1. **Protection Layers**:
   - CORS configuration
   - Rate limiting
   - Request validation
   - Error sanitization

2. **Monitoring**:
   - Request tracking
   - Error logging
   - Access patterns
   - Security events

```go
// Add security middleware
s.Router.Use(middleware.Secure())
s.Router.Use(middleware.CORS())
s.Router.Use(middleware.RateLimiter(middleware.NewRateLimiterMemoryStore(20)))

// Add request ID tracking
s.Router.Use(middleware.RequestID())

// Add recovery middleware
s.Router.Use(middleware.RecoverWithConfig(middleware.RecoverConfig{
    StackSize:  1 << 10, // 1 KB
    LogLevel:   log.ERROR,
    LogErrorFunc: func(c echo.Context, err error, stack []byte) error {
        log.Error().
            Err(err).
            Str("stack", string(stack)).
            Msg("Panic recovered")
        return nil
    },
}))
```

## Complete Project Structure

Your final project structure should look like this:

```
my-parka-app/
├── cmd/
│   └── server/
│       └── main.go
├── config/
│   └── config.yaml
├── pkg/
│   ├── commands/
│   │   └── hello.go
│   └── handlers/
│       └── custom_handlers.go
├── static/
│   ├── css/
│   │   └── style.css
│   └── js/
│       └── main.js
├── templates/
│   ├── layouts/
│   │   └── base.tmpl.html
│   ├── pages/
│   │   └── index.tmpl.html
│   └── commands/
│       ├── index.tmpl.html
│       └── view.tmpl.html
├── go.mod
└── go.sum
```

## Running the Server

Start the server in development mode:

```bash
go run cmd/server/main.go --dev
```

For production:

```bash
go build -o my-server cmd/server/main.go
./my-server
```

## Further Enhancements

1. Add authentication and authorization
2. Implement WebSocket support for real-time updates
3. Add database integration
4. Create a custom UI theme
5. Add monitoring and metrics
6. Implement caching
7. Add API documentation using Swagger/OpenAPI

## Troubleshooting

Common issues and solutions:

1. Template not found
   - Check template paths
   - Verify template lookup configuration
   - Enable development mode for detailed errors

2. Static files not serving
   - Verify file permissions
   - Check static path configuration
   - Ensure files exist in the correct location

3. Command not found
   - Verify command registration
   - Check repository configuration
   - Enable debug logging

## Further Reading

- [Parka Server Documentation](./01-parka-server.md)
- [Handlers Documentation](./02-handlers.md)
- [Echo Framework Documentation](https://echo.labstack.com/)
- [Glazed Command Documentation](https://github.com/go-go-golems/glazed)

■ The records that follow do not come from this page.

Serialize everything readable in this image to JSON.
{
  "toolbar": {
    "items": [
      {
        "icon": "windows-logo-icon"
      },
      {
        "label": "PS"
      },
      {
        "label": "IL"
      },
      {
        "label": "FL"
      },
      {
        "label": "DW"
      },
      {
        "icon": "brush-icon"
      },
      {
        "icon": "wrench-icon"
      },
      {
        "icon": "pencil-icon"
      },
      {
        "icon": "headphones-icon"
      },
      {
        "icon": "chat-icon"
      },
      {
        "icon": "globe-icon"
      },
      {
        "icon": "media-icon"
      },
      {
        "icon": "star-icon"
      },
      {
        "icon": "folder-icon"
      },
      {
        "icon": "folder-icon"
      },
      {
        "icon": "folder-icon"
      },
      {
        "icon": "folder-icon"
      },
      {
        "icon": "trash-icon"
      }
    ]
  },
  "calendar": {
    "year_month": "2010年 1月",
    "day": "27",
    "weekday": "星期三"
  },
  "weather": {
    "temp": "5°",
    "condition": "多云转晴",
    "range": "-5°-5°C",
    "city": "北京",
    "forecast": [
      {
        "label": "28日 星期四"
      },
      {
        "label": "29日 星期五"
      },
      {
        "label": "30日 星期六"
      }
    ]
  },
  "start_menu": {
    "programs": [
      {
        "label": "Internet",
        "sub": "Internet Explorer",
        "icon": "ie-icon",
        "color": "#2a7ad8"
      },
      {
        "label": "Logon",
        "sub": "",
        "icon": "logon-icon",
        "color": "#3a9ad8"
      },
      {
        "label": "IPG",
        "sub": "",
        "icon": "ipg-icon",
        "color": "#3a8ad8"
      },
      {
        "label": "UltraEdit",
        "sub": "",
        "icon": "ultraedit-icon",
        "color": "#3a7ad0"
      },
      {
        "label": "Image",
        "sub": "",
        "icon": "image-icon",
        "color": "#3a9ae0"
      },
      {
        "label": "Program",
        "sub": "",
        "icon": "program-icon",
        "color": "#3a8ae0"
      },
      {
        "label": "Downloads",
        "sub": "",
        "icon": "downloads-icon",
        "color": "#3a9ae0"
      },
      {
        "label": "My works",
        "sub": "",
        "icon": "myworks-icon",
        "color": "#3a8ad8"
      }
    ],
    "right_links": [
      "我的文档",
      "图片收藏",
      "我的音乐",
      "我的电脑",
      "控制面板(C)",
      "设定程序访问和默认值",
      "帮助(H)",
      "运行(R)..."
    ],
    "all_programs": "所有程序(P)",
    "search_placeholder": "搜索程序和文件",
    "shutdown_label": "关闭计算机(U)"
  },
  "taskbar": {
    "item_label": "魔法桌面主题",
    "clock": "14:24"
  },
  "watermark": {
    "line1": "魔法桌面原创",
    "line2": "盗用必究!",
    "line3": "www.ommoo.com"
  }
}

## Putting It All Together

Now that we understand each component, here's how they work together in a typical request:

1. **HTTP Request Arrives**:
   ```
   GET /commands/hello?name=World
   ```

2. **Request Processing**:
   - Echo routes to correct handler
   - Command handler parses parameters
   - Command executes with parameters
   - Output is formatted according to endpoint

3. **Response Generation**:
   - Handler formats command output
   - Middleware processes response
   - Content is sent to client

This flow combines all the components we've built into a cohesive system.